The performance gain comes from executing native code on the device. However, unlike the existing NDK, this solution is cross-platform. The development language for Renderscript is C99 with extensions, which is compiled to a device-agnostic intermediate format during the development process and placed into the application package. When the app is run, the scripts are compiled to machine code and optimized on the device. This eliminates the problem of needing to target a specific machine architecture during the development process.
Renderscript is not intended to replace the existing high-level rendering APIs or languages on the platform. The target use is for performance-critical code segments where the needs exceed the abilities of the existing APIs.
It may seem interesting that nothing above talked about running code on CPUs vs. GPUs. The reason is that this decision is made on the device at runtime.

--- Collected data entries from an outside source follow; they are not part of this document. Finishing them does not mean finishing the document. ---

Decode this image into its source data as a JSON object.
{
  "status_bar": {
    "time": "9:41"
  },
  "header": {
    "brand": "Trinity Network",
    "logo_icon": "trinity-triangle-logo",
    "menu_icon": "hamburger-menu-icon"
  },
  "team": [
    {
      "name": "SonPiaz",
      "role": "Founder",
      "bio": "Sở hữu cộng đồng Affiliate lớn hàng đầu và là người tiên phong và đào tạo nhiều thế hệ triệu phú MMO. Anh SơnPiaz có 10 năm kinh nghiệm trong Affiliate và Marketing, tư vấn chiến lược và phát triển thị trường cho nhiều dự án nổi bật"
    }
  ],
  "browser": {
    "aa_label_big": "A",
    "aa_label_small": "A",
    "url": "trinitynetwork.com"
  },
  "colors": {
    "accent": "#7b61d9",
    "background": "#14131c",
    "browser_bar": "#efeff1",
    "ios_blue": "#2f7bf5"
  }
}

Simple scripts will be able to run on the GPU as compute workloads when capable hardware is available. More complex scripts will run on the CPU(s). The CPU also serves as a fallback to ensure that scripts are always able to run even if a suitable GPU or other accelerator is not present. This is intended to be transparent to the developer. In general, simpler scripts will be able to run in more places in the future. For now we simply leverage the CPU resources and distribute the work across as many CPUs as are present in the device.
The video above, captured through an Android tablet’s HDMI out, is an example of Renderscript compute at work. (There’s a high-def version on YouTube.) In the video we show a simple brute force physics simulation of around 900 particles. The compute script runs each frame and automatically takes advantage of both cores. Once the physics simulation is done, a second graphics script does the rendering. In the video we push one of the larger balls to show the interaction. Then we tilt the tablet and let gravity do a little work. This shows the power of the dual A9s in the new Honeycomb tablet.
Renderscript Graphics provides a new runtime for continuously rendering scenes. This runtime sits on top of HW acceleration and uses the developers’ scripts to provide custom functionality to the controlling Dalvik code. This controlling code will send commands to it at a coarse level such as “turn the page” or “move the list”. The commands the two sides speak are determined by the scripts the developer provides. In this way it’s fully customizable. Early examples of Renderscript graphics were the live wallpapers and 3d application launcher that shipped with Eclair.
With Honeycomb, we have migrated from GL ES 1.1 to 2.0 as the renderer for Renderscript. With this, we have added programmable shader support, 3D model loading, and much more efficient allocation management. The new compiler, based on LLVM, is several times more efficient than acc was during the Eclair-through-Gingerbread time frame. The most important change is that the Renderscript API and tools are now public.
The screenshot above was taken from one of our internal test apps. The application implements a simple scene-graph which demonstrates recursive script to script calling. The Androids are loaded from an A3D file created in Maya and translated from a Collada file. A3D is an on device file format for storing Renderscript objects.